These lyrical poems inhabit a world of dreamscapes, enigmas, and the numinous.
In her second collection, following The Last Eclipsed Moon(2008), Casebeer brings together 51 poems, many previously published in literary magazines. The title poem refers to two types of a quark, a fundamental subatomic particle. In 1990, the year Robert Taylor won the Nobel Prize in physics for his work on quarks, the speaker in this poem “had so little time to wonder / about the heart of anything,” consumed with “children and work / dogs and cats lilies and irises,” that she didn’t pay much attention to his achievement. Noting that the very term quarkscomes from James Joyce’s Finnegans Wake, whose opening line starts in the middle of a sentence, the speaker suggests that literature has the greater claim to what’s fundamental, since a story—unlike matter—can begin anywhere. “Charm and strange” also encapsulate the book’s sense of forces that are, like the quark, elusive. Dreams and death, for example, figure in the opening piece, “Imagine the weight.” The speaker has anxiety dreams about time-pressured tasks she must perform, including some related to her (now dead) parents. They’re late in two senses, and in the slowness of living, she can’t catch up. The short, unpunctuated lines convey her breathlessness well. In all these poems, Casebeer’s craft is evident in the lines’ precision and economy.
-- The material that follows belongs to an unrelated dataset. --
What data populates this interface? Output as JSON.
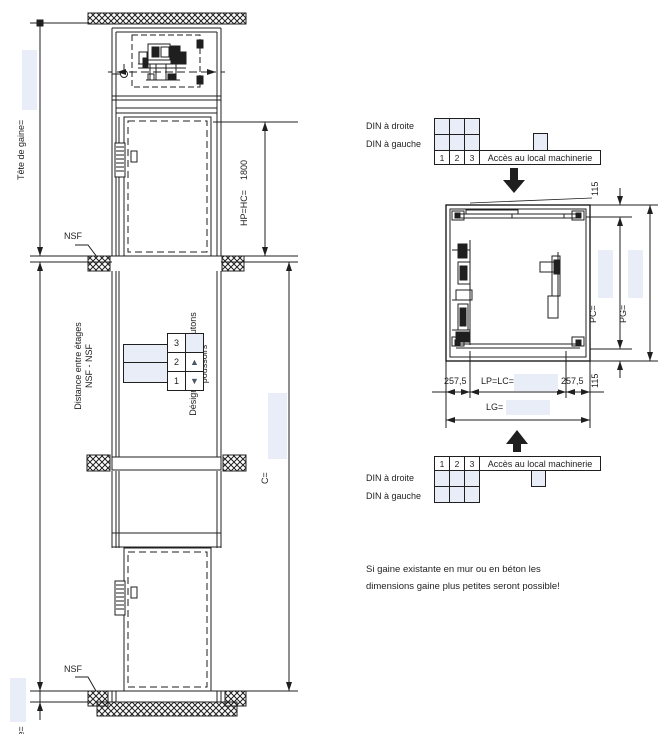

Similarly, in “Symbol,” the speaker’s fears for her husband and his “deathrattle / crisis” aren’t stated explicitly but are expressed instead by the disturbing image of shrikes, predator birds “that impale their prey / on thorns since they have no talons / only a songbird’s delicate feet.” Other poems engage with politics and social issues, but whatever the subject, the author goes devastatingly to the heart of things.
Powerful, well-wrought poems that consider mystery with discipline and nuance.